Me rio de tan sólo pensar en las patéticas excusas que busqué para explicarlo todo. Como antes había dicho, en la autopista no había colas, y una buena cantidad de los alumnos de mi colegio usan la autopista como camino para llegar a clases. Y la gripe… pues… la más entupida de todas. Una gripe no haría que tantos estudiantes faltaran. Además, ni siquiera habían sido vistos sus síntomas.
Hablé con varios de mis compañeros de clases mientras esperábamos en el salón a la profesora de Castellano. Todos estaban tensos y algo asustados, como si presintieran que algo malo iba a suceder.
Todos querían decir lo que pensaban, pero no lo hicieron. Ahora entiendo que temían que si lo decían se volvería más real. Era más sencillo quedarse callado y observar a los demás desmoronarse antes de lo que los demás te vieran a ti ceder.
El día marchó igual que siempre… de cierta forma, diría yo.

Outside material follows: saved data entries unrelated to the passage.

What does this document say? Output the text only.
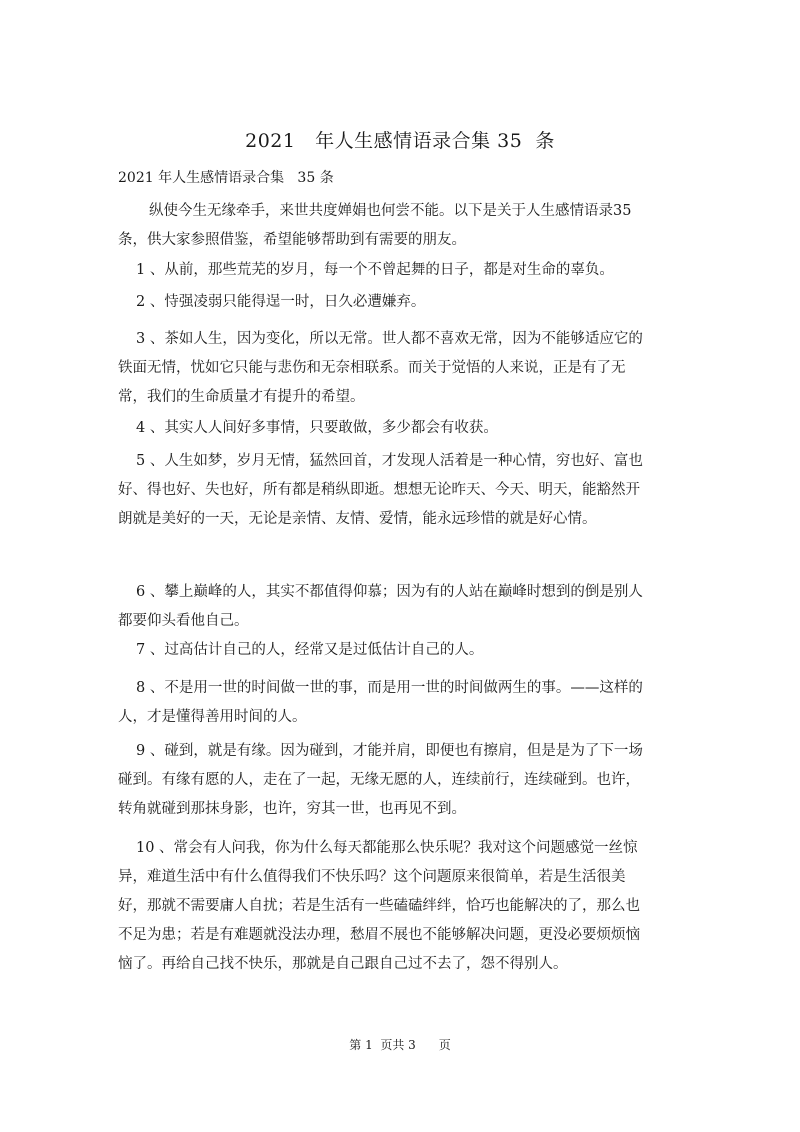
2021   年人生感情语录合集 35  条
2021 年人生感情语录合集   35 条

纵使今生无缘牵手，来世共度婵娟也何尝不能。以下是关于人生感情语录35条，供大家参照借鉴，希望能够帮助到有需要的朋友。

1 、从前，那些荒芜的岁月，每一个不曾起舞的日子，都是对生命的辜负。

2 、恃强凌弱只能得逞一时，日久必遭嫌弃。

3 、茶如人生，因为变化，所以无常。世人都不喜欢无常，因为不能够适应它的铁面无情，忧如它只能与悲伤和无奈相联系。而关于觉悟的人来说，正是有了无常，我们的生命质量才有提升的希望。

4 、其实人人间好多事情，只要敢做，多少都会有收获。

5 、人生如梦，岁月无情，猛然回首，才发现人活着是一种心情，穷也好、富也好、得也好、失也好，所有都是稍纵即逝。想想无论昨天、今天、明天，能豁然开朗就是美好的一天，无论是亲情、友情、爱情，能永远珍惜的就是好心情。

6 、攀上巅峰的人，其实不都值得仰慕；因为有的人站在巅峰时想到的倒是别人都要仰头看他自己。

7 、过高估计自己的人，经常又是过低估计自己的人。

8 、不是用一世的时间做一世的事，而是用一世的时间做两生的事。——这样的人，才是懂得善用时间的人。

9 、碰到，就是有缘。因为碰到，才能并肩，即便也有擦肩，但是是为了下一场碰到。有缘有愿的人，走在了一起，无缘无愿的人，连续前行，连续碰到。也许，转角就碰到那抹身影，也许，穷其一世，也再见不到。

10 、常会有人问我，你为什么每天都能那么快乐呢？我对这个问题感觉一丝惊异，难道生活中有什么值得我们不快乐吗？这个问题原来很简单，若是生活很美好，那就不需要庸人自扰；若是生活有一些磕磕绊绊，恰巧也能解决的了，那么也不足为患；若是有难题就没法办理，愁眉不展也不能够解决问题，更没必要烦烦恼恼了。再给自己找不快乐，那就是自己跟自己过不去了，怨不得别人。

第 1  页共 3      页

Claro, no habíamos tenido Castellano porque la profesora no había venido.
De vez en cuando me cruzaba en los pasillos con los pocos profesores que habían venido. Si mal no estaba, como mucho habrían sido tres: Argelia, de Cátedra Bolivariana, Verdugo, de Educación física y Villahermosa, de Geografía de Venezuela. Las expresiones en sus rostros no me ayudaban a calmar mi preocupación, que iba creciendo a saltos por cada minuto que pasaba. Por suerte no me desmonoré antes que mis compañeros, quienes cedieron a la invisible presión.
Todos suministraron la información que tenían como un manantial de preocupación que poco a poco ahogó a muchos. El tono de voz subía gradualmente mientras los comentarios salían apresuradamente de los labios de las personas.
Algunos hablaron sobre policías y tanquetas apostadas en las calles como si esperaran que algo sucediera. Otros sobre ruidos lejanos de detonaciones de distintas partes de la ciudad. Varios hablaron de aviones que sobrevolaban el cielo a corta altura y de las violentas muertes de varios familiares y amigos. Algunos dijeron que los Estados Unidos nos atacaban, otro lo desmintió diciendo que en ese país sucedía lo mismo. Incluso uno fue tildado de idiota al decir que los muertos se levantaban y mataban a los vivos.
La idea parecía absurda… que equivocados estábamos.
Ahora que lo pienso, quizás él era el más cuerdo de todos nosotros. Tal vez por eso optó por la opción más sana de lanzarse desde el techo.
El profesor Camilo (nuestro maestro de Geografía), al vernos tan alterados, intentó tranquilizarnos.
Está de más decir que algunos ingenuos le creyeron, mientras que en los demás despertó la sospecha.
-Cálmense. Tengo buenas noticias. El Presidente ha transmitido por cadena nacional que la situación está bajo control y que la Guardia Nacional se ha encargado de restaurar el orden-hizo una pausa. Si la Guardia nacional había intervenido no había posibilidades de que los manifestantes hubieran salido vivos-. Los disturbios han sido manejados y los agresores encerrados. Nuestro Presidente nos protegerá de cualquiera daño. El Gobierno ha solucionado todo. No temáis.
Desde mis adentros sonreí ante la confiada pero “ciega” voz del profesor. Quien creyera al Presidente era un idiota. Y tras ver las mentiras que dijo para calmar al rebaño, mucho menos.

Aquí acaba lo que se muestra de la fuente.